ECLI:NL:RBDHA:2025:4576
Rechtbank Den Haag
- Eerste aanleg - enkelvoudig
- B.F.Th. de Roos
- Rechtspraak.nl
Niet tijdig beslissen op aanvraag om verlening van een machtiging tot voorlopig verblijf
Op 19 maart 2025 heeft de Rechtbank Den Haag uitspraak gedaan in een zaak waarin eiser, vertegenwoordigd door mr. S. Cetinkaya-Ahmad, beroep heeft ingesteld tegen het niet tijdig nemen van een besluit door de minister van Asiel en Migratie op zijn aanvraag om verlening van een machtiging tot voorlopig verblijf. Eiser had zijn aanvraag op 12 juli 2024 ingediend, en de minister had op grond van de Vreemdelingenwet 2000 een beslistermijn van 90 dagen, die was verlengd met drie maanden. De rechtbank oordeelde dat de minister niet tijdig had beslist, aangezien de termijn op 10 januari 2025 was verstreken zonder dat er een besluit was genomen. Eiser had de minister op 20 januari 2025 rechtsgeldig in gebreke gesteld en het beroep was op 10 februari 2025 ingesteld, wat tijdig was. De rechtbank verklaarde het beroep gegrond en legde de minister een termijn van acht weken op om een besluit te nemen.

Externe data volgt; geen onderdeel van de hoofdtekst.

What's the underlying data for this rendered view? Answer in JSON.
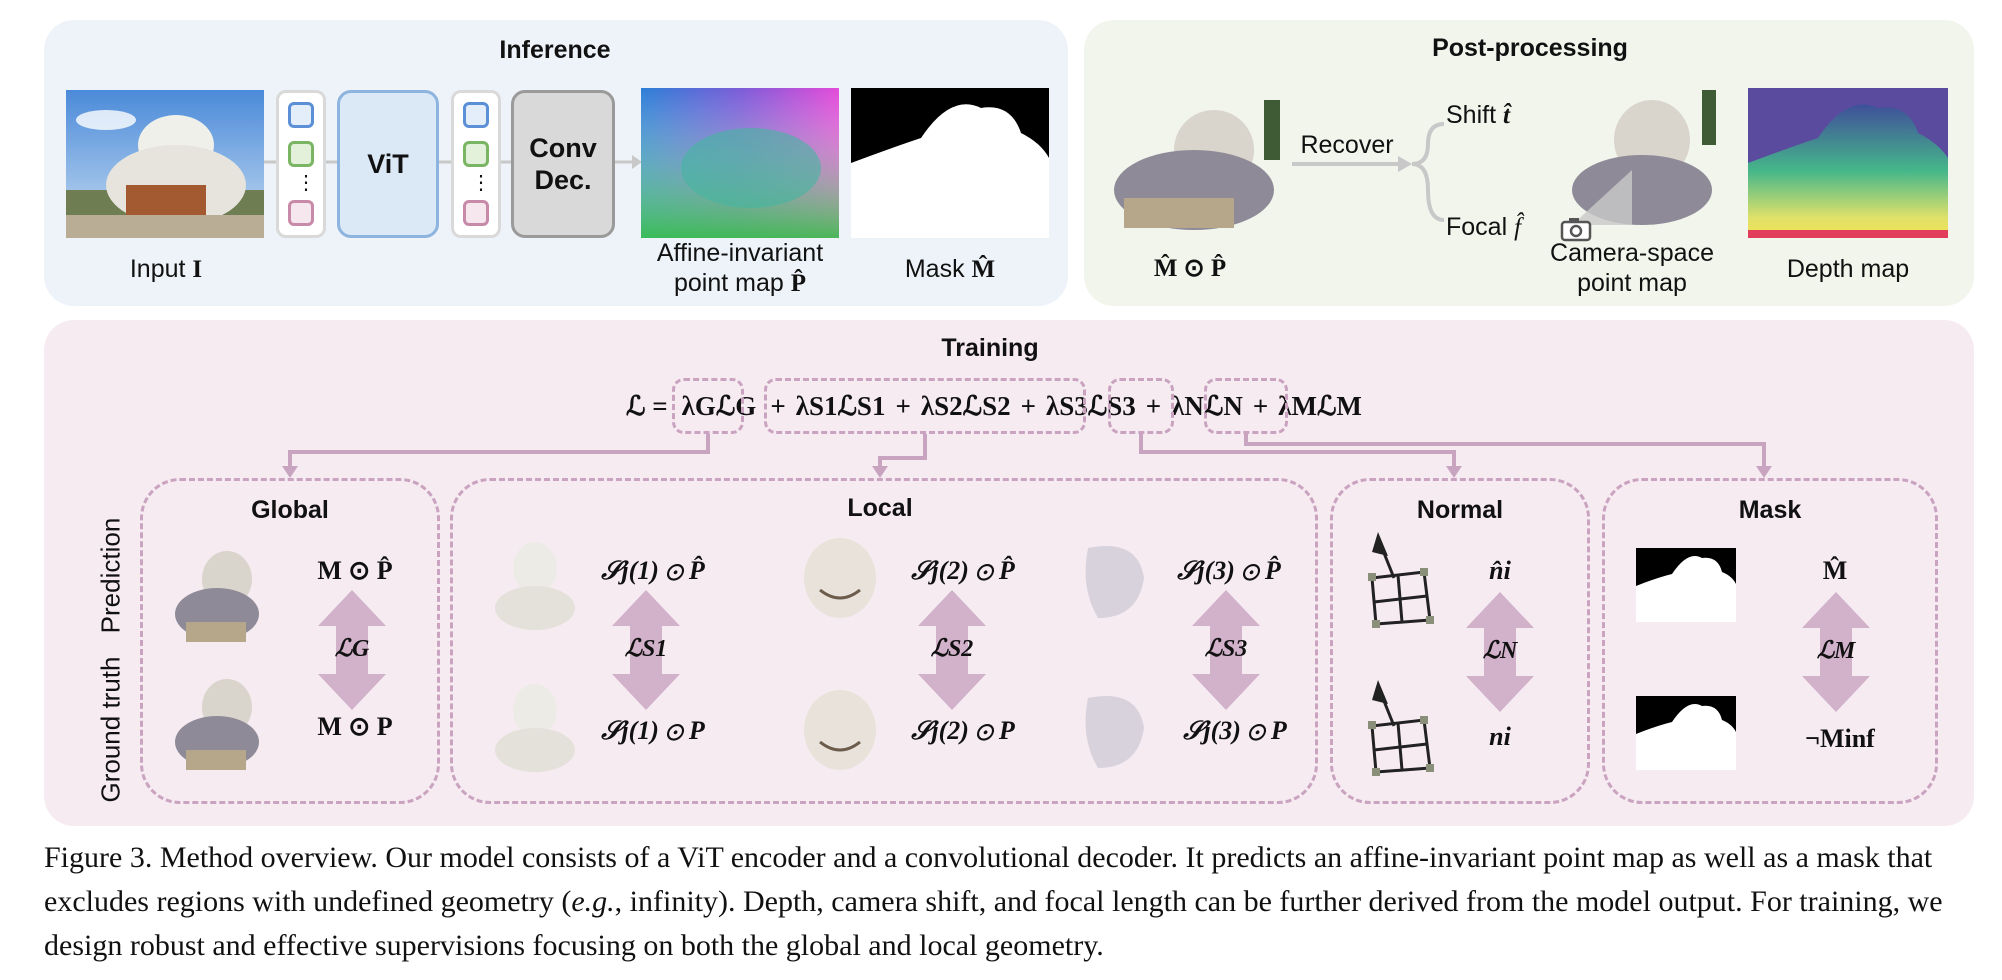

Tevens werd een dwangsom van € 100 per dag opgelegd voor elke dag dat deze termijn werd overschreden, met een maximum van € 15.000. De rechtbank stelde vast dat de minister € 1.442 aan bestuurlijke dwangsommen had verbeurd en veroordeelde de minister tot betaling van de proceskosten van eiser, vastgesteld op € 453,50. De uitspraak werd openbaar gemaakt op www.rechtspraak.nl.